Le opere e le élite sono complementari

Le prime sono promosse dalle seconde (il lavoro frettoloso e “sotto schiaffo” pandemico di Colao è sostanzialmente un lungo elenco di “opere”), ne costituiscono il banco di prova, eventualmente, e, se esistessero le élite, le rinsalderebbero e diventando, sempre eventualmente, fonte di consenso.

Le élite italiane (se qualcuno negli ultimi venti anni ci avesse pensato a formarle e se da quando esistono i pentastellati questo fosse stato il loro primo obiettivo) potrebbero contribuire, nella fase drammatica europea/mediterranea/planetaria in cui ci troviamo, ad avviare un cambio paradigmatico culturale capace di indicare la strada ad una smarrita umanità. Ma questo non è stato e nessuno di chi aveva l’opportunità e l’ha mancata, può mettere bocca. A cominciare da Giuseppe Grillo da Genova che ha consentito (se non provocato) la Grande Dissipazione. Di Battista è nella stessa condizione di responsabile del disastro. Un po’ meno per il gioco delle parti, ma sempre responsabile.

Per anni, appannatisi (così molti hanno voluto che avvenisse non lavorando alla loro “coltivazione ed evoluzione”) i valori a cui gli ultimi anziani (e non tutti a cominciare da criminali nostalgici come Silvio Berlusconi o Lele Mora) si richiamavano (Resistenza/Ricostruzione/Imprenditorialità) e disperse scientemente (volendole alcuni sconfiggere) intuizioni felici della creatività olivettiana, si è parlato di modernizzazione del Paese (ma veramente non sapete quante volte questi pianuccoli/pianetti alla Colao sono stati ipotizzati e stilati come ordini del giorno risolutivi?) rimuovendo il dettaglio di esordio di questo post amaro ancor più di altri che, senza classe dirigente, le chiacchiere potevano solo che rimanere tali. Anzi favorendo solo, come si è visto, la criminalità organizzata, lei sì sempre pronta ad elaborare nuove strategie ed élite capaci di attuarle.

La Repubblica, viceversa, mi dispiace per voi, ha saputo solo ciclicamente cercare aiuto nelle università (piene di corrotti piazzati a loro volta dai partiti o dalle logge preposte a fare formazione strategica) e in qualche gruppo privato permeato e controllato a sua volta da cultura “multinazionale e finanziaria” chiedendogli di prestare manager e ministri quasi cercasse, attraverso i “professori”, una competenza certificata, una moralità garantita capaci di compensare la carenza di competenza e moralità della classe partitocratica al potere che veniva selezionata con criteri di fedeltà di banda e prioritariamente di disponibilità a favorire illeciti arricchimenti mediate saccheggio della cassa comune.

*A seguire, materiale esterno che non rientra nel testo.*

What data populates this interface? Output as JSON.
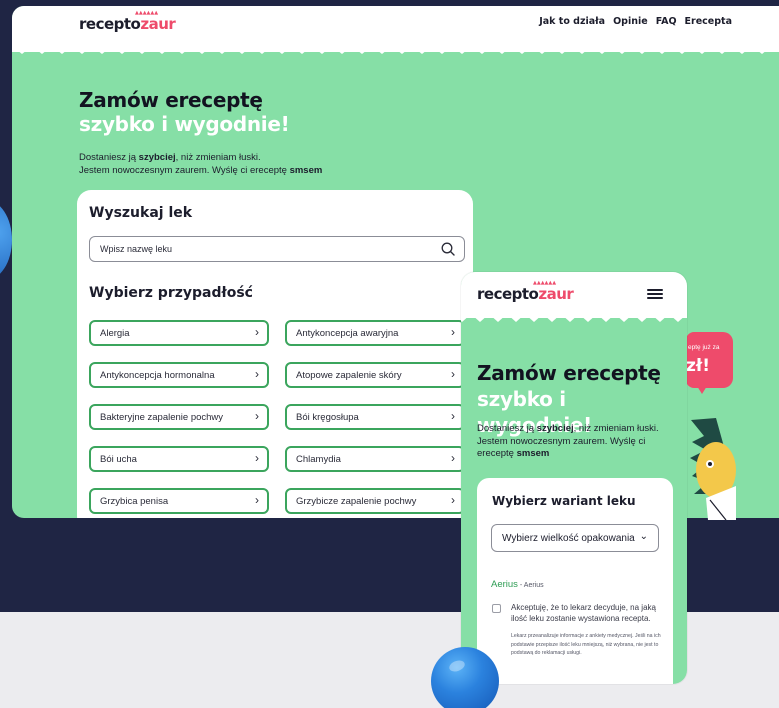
{
  "brand": {
    "logo_dark": "recepto",
    "logo_accent": "zaur",
    "crown": "▲▲▲▲▲▲"
  },
  "nav": [
    "Jak to działa",
    "Opinie",
    "FAQ",
    "Erecepta"
  ],
  "hero": {
    "title_line1": "Zamów ereceptę",
    "title_line2": "szybko i wygodnie!",
    "desc_a": "Dostaniesz ją ",
    "desc_bold1": "szybciej",
    "desc_b": ", niż zmieniam łuski.",
    "desc_c": "Jestem nowoczesnym zaurem. Wyślę ci ereceptę ",
    "desc_bold2": "smsem"
  },
  "search": {
    "heading": "Wyszukaj lek",
    "placeholder": "Wpisz nazwę leku",
    "icon": "search-icon"
  },
  "conditions": {
    "heading": "Wybierz przypadłość",
    "items": [
      "Alergia",
      "Antykoncepcja awaryjna",
      "Antykoncepcja hormonalna",
      "Atopowe zapalenie skóry",
      "Bakteryjne zapalenie pochwy",
      "Bói kręgosłupa",
      "Bói ucha",
      "Chlamydia",
      "Grzybica penisa",
      "Grzybicze zapalenie pochwy"
    ],
    "chevron": "›"
  },
  "mobile": {
    "title_line1": "Zamów ereceptę",
    "title_line2": "szybko i wygodnie!",
    "desc_a": "Dostaniesz ją ",
    "desc_bold1": "szybciej",
    "desc_b": ", niż zmieniam łuski. Jestem nowoczesnym zaurem. Wyślę ci ereceptę ",
    "desc_bold2": "smsem",
    "variant": {
      "heading": "Wybierz wariant leku",
      "select_value": "Wybierz wielkość opakowania",
      "select_chevron": "⌄",
      "drug_name": "Aerius",
      "drug_sub": " - Aerius",
      "accept_text": "Akceptuję, że to lekarz decyduje, na jaką ilość leku zostanie wystawiona recepta.",
      "fine_print": "Lekarz przeanalizuje informacje z ankiety medycznej. Jeśli na ich podstawie przepisze ilość leku mniejszą, niż wybrana, nie jest to podstawą do reklamacji usługi."
    }
  },
  "promo": {
    "line1": "eptę już za",
    "line2": "zł!"
  },
  "colors": {
    "green": "#86dfa6",
    "accent": "#ee4b6b",
    "navy": "#1f2544",
    "border_green": "#3ba55d"
  }
}
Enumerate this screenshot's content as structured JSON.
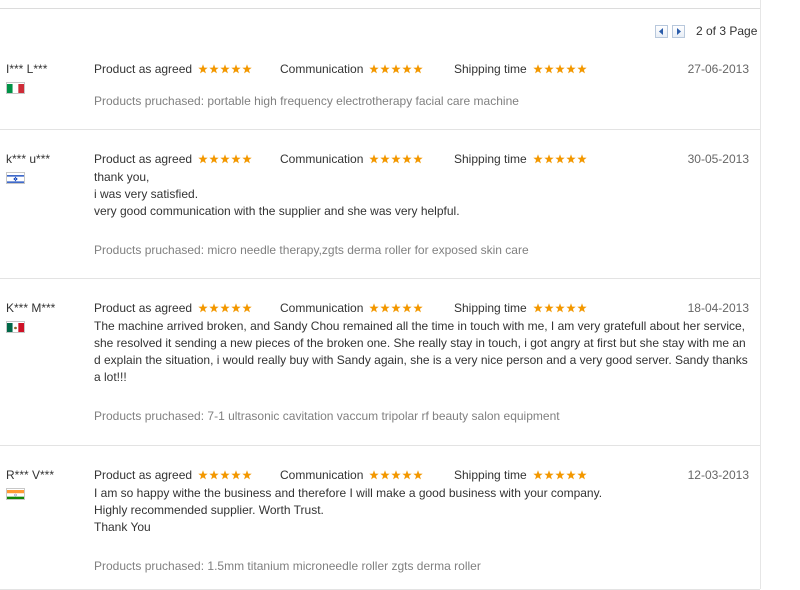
{
  "pager": {
    "text": "2 of 3 Page"
  },
  "rating_labels": {
    "product": "Product as agreed",
    "communication": "Communication",
    "shipping": "Shipping time"
  },
  "colors": {
    "star": "#f39800",
    "divider": "#e3e3e3"
  },
  "reviews": [
    {
      "buyer": "I*** L***",
      "country_flag": "italy-flag",
      "date": "27-06-2013",
      "stars": {
        "product": 5,
        "communication": 5,
        "shipping": 5
      },
      "comment": [],
      "purchased": "Products pruchased: portable high frequency electrotherapy facial care machine"
    },
    {
      "buyer": "k*** u***",
      "country_flag": "israel-flag",
      "date": "30-05-2013",
      "stars": {
        "product": 5,
        "communication": 5,
        "shipping": 5
      },
      "comment": [
        "thank you,",
        "i was very satisfied.",
        "very good communication with the supplier and she was very helpful."
      ],
      "purchased": "Products pruchased: micro needle therapy,zgts derma roller for exposed skin care"
    },
    {
      "buyer": "K*** M***",
      "country_flag": "mexico-flag",
      "date": "18-04-2013",
      "stars": {
        "product": 5,
        "communication": 5,
        "shipping": 5
      },
      "comment": [
        "The machine arrived broken, and Sandy Chou remained all the time in touch with me, I am very gratefull about her service, she resolved it sending a new pieces of the broken one. She really stay in touch, i got angry at first but she stay with me and explain the situation, i would really buy with Sandy again, she is a very nice person and a very good server. Sandy thanks a lot!!!"
      ],
      "purchased": "Products pruchased: 7-1 ultrasonic cavitation vaccum tripolar rf beauty salon equipment"
    },
    {
      "buyer": "R*** V***",
      "country_flag": "india-flag",
      "date": "12-03-2013",
      "stars": {
        "product": 5,
        "communication": 5,
        "shipping": 5
      },
      "comment": [
        "I am so happy withe the business and therefore I will make a good business with your company.",
        "Highly recommended supplier. Worth Trust.",
        "Thank You"
      ],
      "purchased": "Products pruchased: 1.5mm titanium microneedle roller zgts derma roller"
    }
  ]
}
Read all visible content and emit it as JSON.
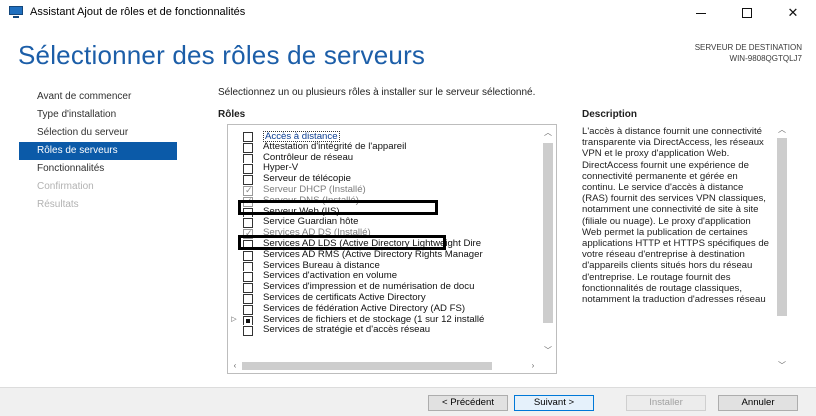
{
  "window": {
    "title": "Assistant Ajout de rôles et de fonctionnalités",
    "minimize_label": "—",
    "maximize_label": "☐",
    "close_label": "✕",
    "icon": "server-manager-icon"
  },
  "header": {
    "title": "Sélectionner des rôles de serveurs",
    "destination_label": "SERVEUR DE DESTINATION",
    "destination_server": "WIN-9808QGTQLJ7"
  },
  "nav": {
    "items": [
      {
        "label": "Avant de commencer",
        "state": "normal"
      },
      {
        "label": "Type d'installation",
        "state": "normal"
      },
      {
        "label": "Sélection du serveur",
        "state": "normal"
      },
      {
        "label": "Rôles de serveurs",
        "state": "active"
      },
      {
        "label": "Fonctionnalités",
        "state": "normal"
      },
      {
        "label": "Confirmation",
        "state": "disabled"
      },
      {
        "label": "Résultats",
        "state": "disabled"
      }
    ]
  },
  "main": {
    "intro": "Sélectionnez un ou plusieurs rôles à installer sur le serveur sélectionné.",
    "roles_heading": "Rôles",
    "description_heading": "Description",
    "roles": [
      {
        "label": "Accès à distance",
        "checked": false,
        "installed": false,
        "selected": true,
        "expander": ""
      },
      {
        "label": "Attestation d'intégrité de l'appareil",
        "checked": false,
        "installed": false,
        "selected": false,
        "expander": ""
      },
      {
        "label": "Contrôleur de réseau",
        "checked": false,
        "installed": false,
        "selected": false,
        "expander": ""
      },
      {
        "label": "Hyper-V",
        "checked": false,
        "installed": false,
        "selected": false,
        "expander": ""
      },
      {
        "label": "Serveur de télécopie",
        "checked": false,
        "installed": false,
        "selected": false,
        "expander": ""
      },
      {
        "label": "Serveur DHCP (Installé)",
        "checked": true,
        "installed": true,
        "selected": false,
        "expander": ""
      },
      {
        "label": "Serveur DNS (Installé)",
        "checked": true,
        "installed": true,
        "selected": false,
        "expander": ""
      },
      {
        "label": "Serveur Web (IIS)",
        "checked": false,
        "installed": false,
        "selected": false,
        "expander": ""
      },
      {
        "label": "Service Guardian hôte",
        "checked": false,
        "installed": false,
        "selected": false,
        "expander": ""
      },
      {
        "label": "Services AD DS (Installé)",
        "checked": true,
        "installed": true,
        "selected": false,
        "expander": ""
      },
      {
        "label": "Services AD LDS (Active Directory Lightweight Dire",
        "checked": false,
        "installed": false,
        "selected": false,
        "expander": ""
      },
      {
        "label": "Services AD RMS (Active Directory Rights Manager",
        "checked": false,
        "installed": false,
        "selected": false,
        "expander": ""
      },
      {
        "label": "Services Bureau à distance",
        "checked": false,
        "installed": false,
        "selected": false,
        "expander": ""
      },
      {
        "label": "Services d'activation en volume",
        "checked": false,
        "installed": false,
        "selected": false,
        "expander": ""
      },
      {
        "label": "Services d'impression et de numérisation de docu",
        "checked": false,
        "installed": false,
        "selected": false,
        "expander": ""
      },
      {
        "label": "Services de certificats Active Directory",
        "checked": false,
        "installed": false,
        "selected": false,
        "expander": ""
      },
      {
        "label": "Services de fédération Active Directory (AD FS)",
        "checked": false,
        "installed": false,
        "selected": false,
        "expander": ""
      },
      {
        "label": "Services de fichiers et de stockage (1 sur 12 installé",
        "checked": "partial",
        "installed": false,
        "selected": false,
        "expander": "▷"
      },
      {
        "label": "Services de stratégie et d'accès réseau",
        "checked": false,
        "installed": false,
        "selected": false,
        "expander": ""
      }
    ],
    "description": "L'accès à distance fournit une connectivité transparente via DirectAccess, les réseaux VPN et le proxy d'application Web. DirectAccess fournit une expérience de connectivité permanente et gérée en continu. Le service d'accès à distance (RAS) fournit des services VPN classiques, notamment une connectivité de site à site (filiale ou nuage). Le proxy d'application Web permet la publication de certaines applications HTTP et HTTPS spécifiques de votre réseau d'entreprise à destination d'appareils clients situés hors du réseau d'entreprise. Le routage fournit des fonctionnalités de routage classiques, notamment la traduction d'adresses réseau"
  },
  "footer": {
    "prev_label": "< Précédent",
    "next_label": "Suivant >",
    "install_label": "Installer",
    "cancel_label": "Annuler"
  }
}
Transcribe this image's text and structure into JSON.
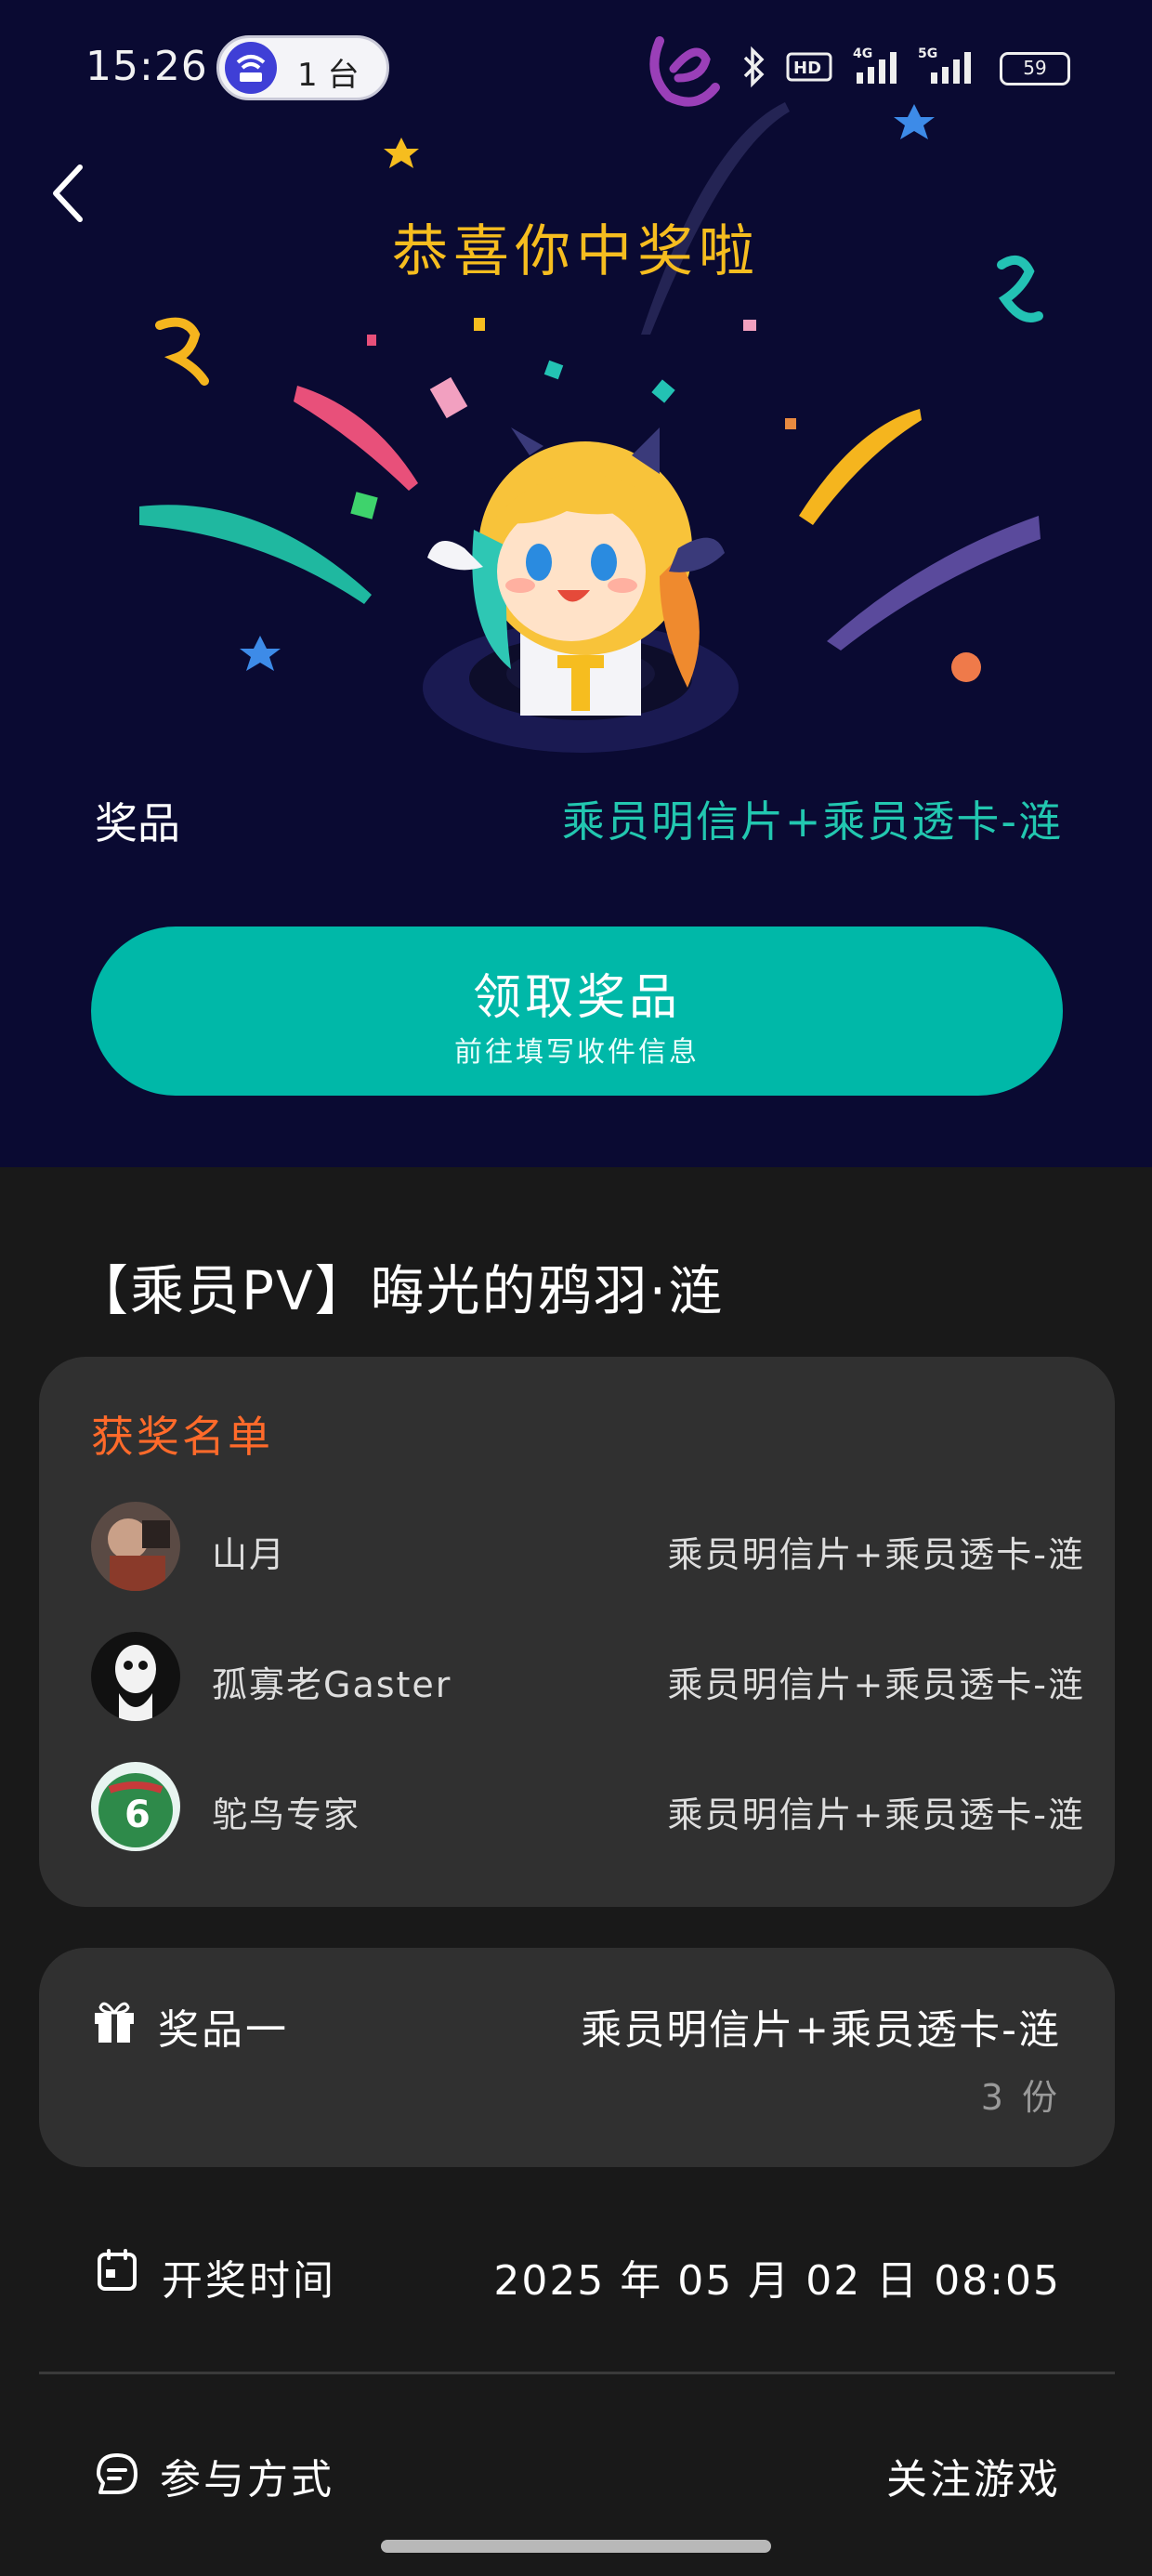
{
  "status_bar": {
    "time": "15:26",
    "hotspot_label": "1 台",
    "battery": "59",
    "network_labels": [
      "HD",
      "4G",
      "5G"
    ]
  },
  "hero": {
    "title": "恭喜你中奖啦",
    "prize_label": "奖品",
    "prize_value": "乘员明信片+乘员透卡-涟",
    "claim_button": {
      "main": "领取奖品",
      "sub": "前往填写收件信息"
    }
  },
  "event": {
    "title": "【乘员PV】晦光的鸦羽·涟"
  },
  "winners": {
    "title": "获奖名单",
    "list": [
      {
        "name": "山月",
        "prize": "乘员明信片+乘员透卡-涟"
      },
      {
        "name": "孤寡老Gaster",
        "prize": "乘员明信片+乘员透卡-涟"
      },
      {
        "name": "鸵鸟专家",
        "prize": "乘员明信片+乘员透卡-涟"
      }
    ]
  },
  "prize_detail": {
    "tier": "奖品一",
    "name": "乘员明信片+乘员透卡-涟",
    "quantity": "3 份"
  },
  "draw": {
    "label": "开奖时间",
    "time": "2025 年 05 月 02 日 08:05"
  },
  "footer": {
    "participate": "参与方式",
    "follow": "关注游戏"
  },
  "colors": {
    "hero_bg": "#0a0a32",
    "page_bg": "#191919",
    "card_bg": "#303030",
    "accent_teal": "#00b8a8",
    "prize_teal": "#22c7b0",
    "title_gold": "#f6bd1f",
    "winners_orange": "#ff6a2a"
  }
}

Nessuno, finita la spinta delle “scuole di partito”, ha pensato che senza percorsi formativi adeguati alle complessità emergenti, previste e prevedibili, ci saremmo trovati nel vicolo cieco in cui siamo: la complessità planetaria ha fatto irruzione e quattro ragazzotte e ragazzotti che nel frattempo si sono insediati nella maggioranza e nell’opposizione, la fanno da padroni e minacciano perfino di usare la forza se qualcuno dovesse porre, anche democraticamente, il tema della loro inadeguatezza al compito.

Compito che sembra ormai impossibile da essere affrontato da personaggetti (aiutaci Crozza) finti litigiosi, in realtà veri ladri di Pisa, propensi a conservarsi nel privilegio bunkerizzato dei soldi e del potere alla vigilia della Grande Tempesta, perfetta o meno risulterà essere.

La scelta e la decisione (due momenti diversi) delle “cose da fare” e “a che fine” per incanalare positivamente le grandi forze in gioco (perché di questo si tratta pandemie comprese), siano esse la risultante di storici avvenimenti esterni o la concausa dei profondi rivolgimenti interni che potrebbero verificarsi in tempi brevi, è questione vitale.

Ma saper fare scelte sulle priorità quando ormai si ha l’acqua alla gola e si è nel Titanic in affondamento, non sarà cosa semplice. L’individuazione delle forze trainanti, dei gorghi, dei mulinelli e delle paratie stagne (per continuare nella metafora del dedalo in cui ci si trova quando un bastimento affonda), avrebbe bisogno di una capacità di tenere conto dei fattori internazionali, delle tendenze (se ci saranno) prevalenti nel Mondo, a cominciare, penso io, da cosa sta accadendo nell’Europa del Sud, Mediterraneo compreso, lago a nord dell’Africa. Cioè capirne di “politica estera“. Posizione occupata, per tornare all’inadeguatezza dell’élite, da Luigino Di Maio.